The SAL process is illustrated in Figure 1, and Figure 2 demonstrates an example of its effects.

Perhaps counterintuitively, SAL causes sea level to drop close to the ice mass, while sea level rises more than the global average far from the ice.  These spatial differences will have significant societal implications as melting rates increase. 

One of the primary tools for measuring ice loss is the GRACE satellite mission.  GRACE was designed to measure changes in the Earth’s gravity field, and thus gives a vivid description of how mass moves around the planet over time.  Mass loss from melting glaciers shows up clearly in GRACE estimates of mass change.  However, GRACE measurements can also be affected by mass changes from processes such as seasonal and long-term changes in ground- and surface-water storage, tectonic deformation, and GIA.

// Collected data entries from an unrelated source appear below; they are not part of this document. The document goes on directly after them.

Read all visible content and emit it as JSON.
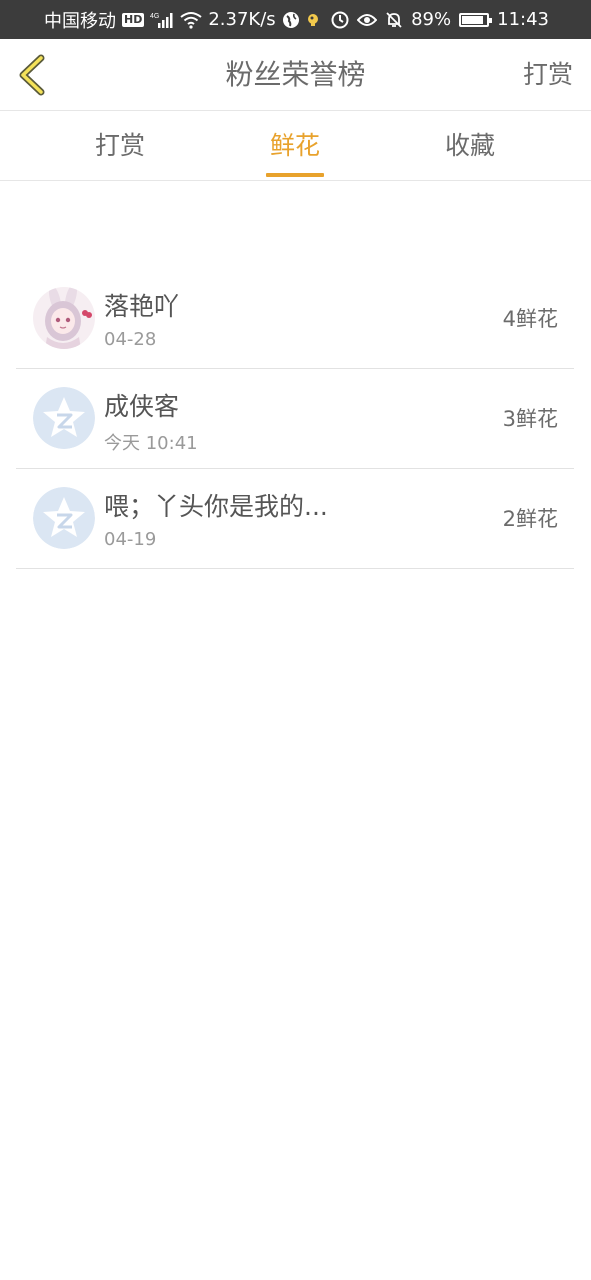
{
  "status_bar": {
    "carrier": "中国移动",
    "hd": "HD",
    "network": "4G",
    "speed": "2.37K/s",
    "battery_percent": "89%",
    "battery_level": 0.89,
    "time": "11:43",
    "icons": [
      "signal-icon",
      "wifi-icon",
      "globe-icon",
      "notification-icon",
      "data-saver-icon",
      "eye-icon",
      "mute-icon",
      "battery-icon"
    ]
  },
  "header": {
    "back_icon": "chevron-left-icon",
    "title": "粉丝荣誉榜",
    "action": "打赏",
    "accent": "#e8a22c"
  },
  "tabs": [
    {
      "label": "打赏",
      "active": false
    },
    {
      "label": "鲜花",
      "active": true
    },
    {
      "label": "收藏",
      "active": false
    }
  ],
  "list": [
    {
      "name": "落艳吖",
      "time": "04-28",
      "count": "4鲜花",
      "avatar": "anime-girl-avatar"
    },
    {
      "name": "成侠客",
      "time": "今天 10:41",
      "count": "3鲜花",
      "avatar": "default-qq-avatar"
    },
    {
      "name": "喂；丫头你是我的...",
      "time": "04-19",
      "count": "2鲜花",
      "avatar": "default-qq-avatar"
    }
  ]
}
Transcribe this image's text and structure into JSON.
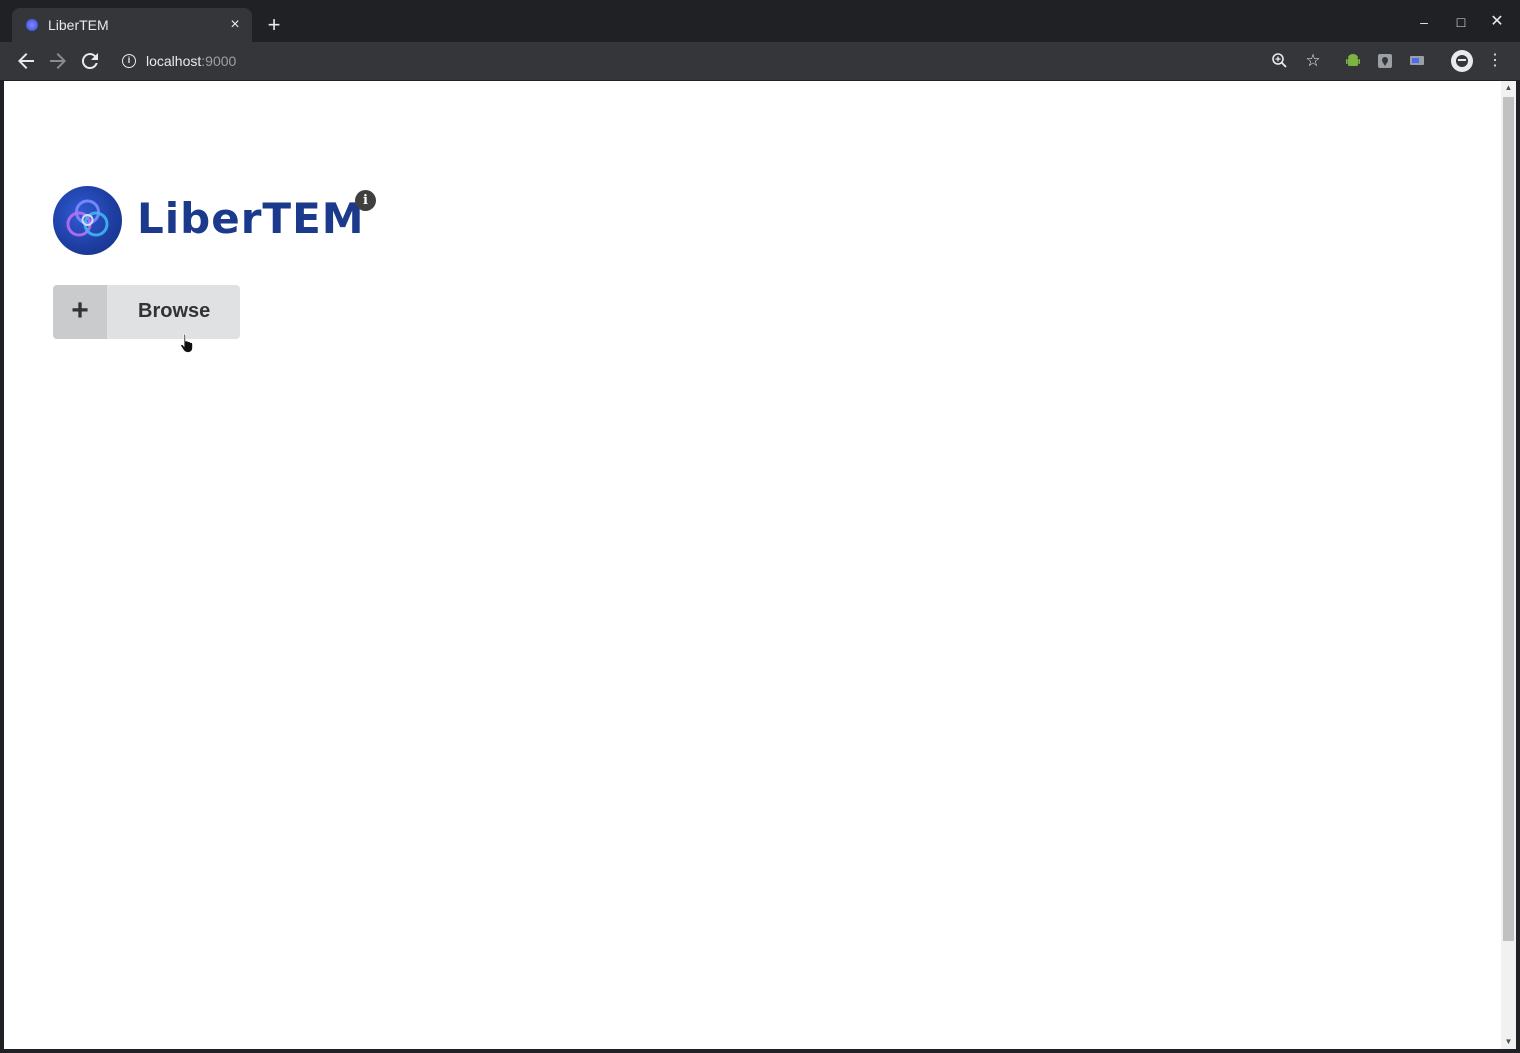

In collaboration with a group of geodesists and oceanographers from around the world, our group is working on new ways to model GRACE gravity data, in particular using Kalman filter based approaches, and on new ways to assimilate geodetic data into models for sea-level change.  In Hill et al., 2010, we demonstrated a Bayesian approach to combining GRACE, GPS, and tide-gauge models into models for Glacial Isostatic Adjustment.  In the future we will extend this technique.  We are also particularly interested in how to incorporate tectonic-induced sea-level changes into our models (tectonics change the height of the land, and thus relative sea level), since in SE Asia the effects of tectonics on sea-level change are often greater than those caused by climate effects.